Now, there is a call
job.setGroupingComparatorClass(),
but I only find it in mapreduce package of version 0.21. In prior versions, I see a similar call
conf.setOutputValueGroupingComparator(GroupComparator.class);
but it does not cause my GroupComparator to be being used.
So my question is, should I change the code to use the mapreduce package (not a problem, since Cloudera has it backported to the current distribution), or is there a different, simpler way?
Thank you. Sincerely, Mark
-
Re: setGroupingComparatorClass
Harsh J 2011-11-01, 18:32
Hey Mark,
What problem do you see when you use JobConf#setOutputValueGroupingComparator(…) when writing jobs with the stable API?
I've used it many times and it does get applied.
On Tue, Nov 1, 2011 at 10:38 PM, Mark Kerzner <[EMAIL PROTECTED]> wrote: > Hi, Hadoop experts, > > I've written my custom GroupComparator, and I want to tell Hadoop about it. > > Now, there is a call > > job.setGroupingComparatorClass(), > > but I only find it in mapreduce package of version 0.21. In prior versions, > I see a similar call > > conf.setOutputValueGroupingComparator(GroupComparator.class); > > but it does not cause my GroupComparator to be being used. > > So my question is, should I change the code to use the mapreduce package > (not a problem, since Cloudera has it backported to the current > distribution), or is there a different, simpler way? > > Thank you. Sincerely, > Mark >
-- Harsh J
-
Re: setGroupingComparatorClass
Mark Kerzner 2011-11-01, 18:43
Here is my GroupComparator. With it, I want to use just the part of my composite key, in order to say that all the keys that match in that part should go to the same reducer and be presented to the reducer with their values. So
public class GroupComparator extends WritableComparator {
public GroupComparator() { super(KeyTuple.class, true); }
@Override public int compare(WritableComparable K1, WritableComparable K2) { KeyTuple t1 = (KeyTuple) K1; KeyTuple t2 = (KeyTuple) K2; return t1.getSku().compareTo(t2.getSku()); } }
Then in the reducer I would expect many values, for all keys that I declared equal in my GroupComparator.

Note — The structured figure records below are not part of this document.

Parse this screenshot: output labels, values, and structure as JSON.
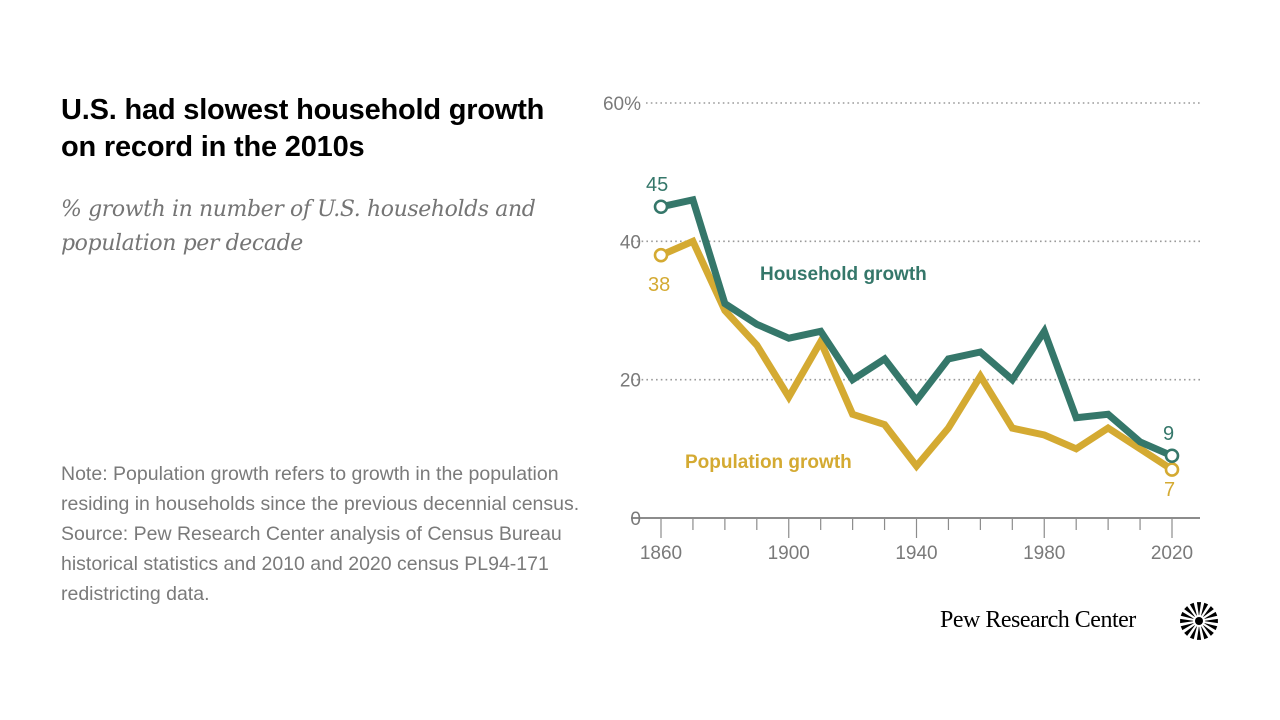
{
  "header": {
    "title": "U.S. had slowest household growth on record in the 2010s",
    "subtitle": "% growth in number of U.S. households and population per decade"
  },
  "footer": {
    "note": "Note: Population growth refers to growth in the population residing in households since the previous decennial census.",
    "source": "Source: Pew Research Center analysis of Census Bureau historical statistics and 2010 and 2020 census PL94-171 redistricting data.",
    "brand": "Pew Research Center",
    "logo_icon": "sunburst-logo-icon"
  },
  "colors": {
    "household": "#35776A",
    "population": "#D4AA32",
    "axis_text": "#7a7a7a",
    "gridline": "#9a9a9a",
    "axis_line": "#8c8c8c"
  },
  "chart_data": {
    "type": "line",
    "title": "U.S. had slowest household growth on record in the 2010s",
    "subtitle": "% growth in number of U.S. households and population per decade",
    "xlabel": "",
    "ylabel": "",
    "x": [
      1860,
      1870,
      1880,
      1890,
      1900,
      1910,
      1920,
      1930,
      1940,
      1950,
      1960,
      1970,
      1980,
      1990,
      2000,
      2010,
      2020
    ],
    "xlim": [
      1860,
      2020
    ],
    "x_ticks": [
      1860,
      1870,
      1880,
      1890,
      1900,
      1910,
      1920,
      1930,
      1940,
      1950,
      1960,
      1970,
      1980,
      1990,
      2000,
      2010,
      2020
    ],
    "x_tick_labels": [
      {
        "value": 1860,
        "label": "1860"
      },
      {
        "value": 1900,
        "label": "1900"
      },
      {
        "value": 1940,
        "label": "1940"
      },
      {
        "value": 1980,
        "label": "1980"
      },
      {
        "value": 2020,
        "label": "2020"
      }
    ],
    "ylim": [
      0,
      60
    ],
    "y_ticks": [
      {
        "value": 0,
        "label": "0"
      },
      {
        "value": 20,
        "label": "20"
      },
      {
        "value": 40,
        "label": "40"
      },
      {
        "value": 60,
        "label": "60%"
      }
    ],
    "grid": true,
    "legend": "inline",
    "series": [
      {
        "name": "Household growth",
        "key": "household",
        "values": [
          45,
          46,
          31,
          28,
          26,
          27,
          20,
          23,
          17,
          23,
          24,
          20,
          27,
          14.5,
          15,
          11,
          9
        ],
        "start_label": "45",
        "end_label": "9"
      },
      {
        "name": "Population growth",
        "key": "population",
        "values": [
          38,
          40,
          30,
          25,
          17.5,
          25.5,
          15,
          13.5,
          7.5,
          13,
          20.5,
          13,
          12,
          10,
          13,
          10,
          7
        ],
        "start_label": "38",
        "end_label": "7"
      }
    ]
  }
}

public void reduce(KeyTuple key, Iterator<Text> values, OutputCollector<Text, Text> output, Reporter reporter) throws IOException { System.out.println("Reducer key=" + key); while (values.hasNext()) { Text value = values.next(); System.out.println("Reducer value = " + value); } }
Instead, I still get individual full keys with one value, and the debugger does not step into my GroupComparator.
Thanks a bunch!
Mark
On Tue, Nov 1, 2011 at 1:32 PM, Harsh J <[EMAIL PROTECTED]> wrote:
> Hey Mark, > > What problem do you see when you use > JobConf#setOutputValueGroupingComparator(…) when writing jobs with the > stable API? > > I've used it many times and it does get applied. > > On Tue, Nov 1, 2011 at 10:38 PM, Mark Kerzner <[EMAIL PROTECTED]> > wrote: > > Hi, Hadoop experts, > > > > I've written my custom GroupComparator, and I want to tell Hadoop about > it. > > > > Now, there is a call > > > > job.setGroupingComparatorClass(), > > > > but I only find it in mapreduce package of version 0.21. In prior > versions, > > I see a similar call > > > > conf.setOutputValueGroupingComparator(GroupComparator.class); > > > > but it does not cause my GroupComparator to be being used. > > > > So my question is, should I change the code to use the mapreduce package > > (not a problem, since Cloudera has it backported to the current > > distribution), or is there a different, simpler way? > > > > Thank you. Sincerely, > > Mark > > > > > > -- > Harsh J >
|
|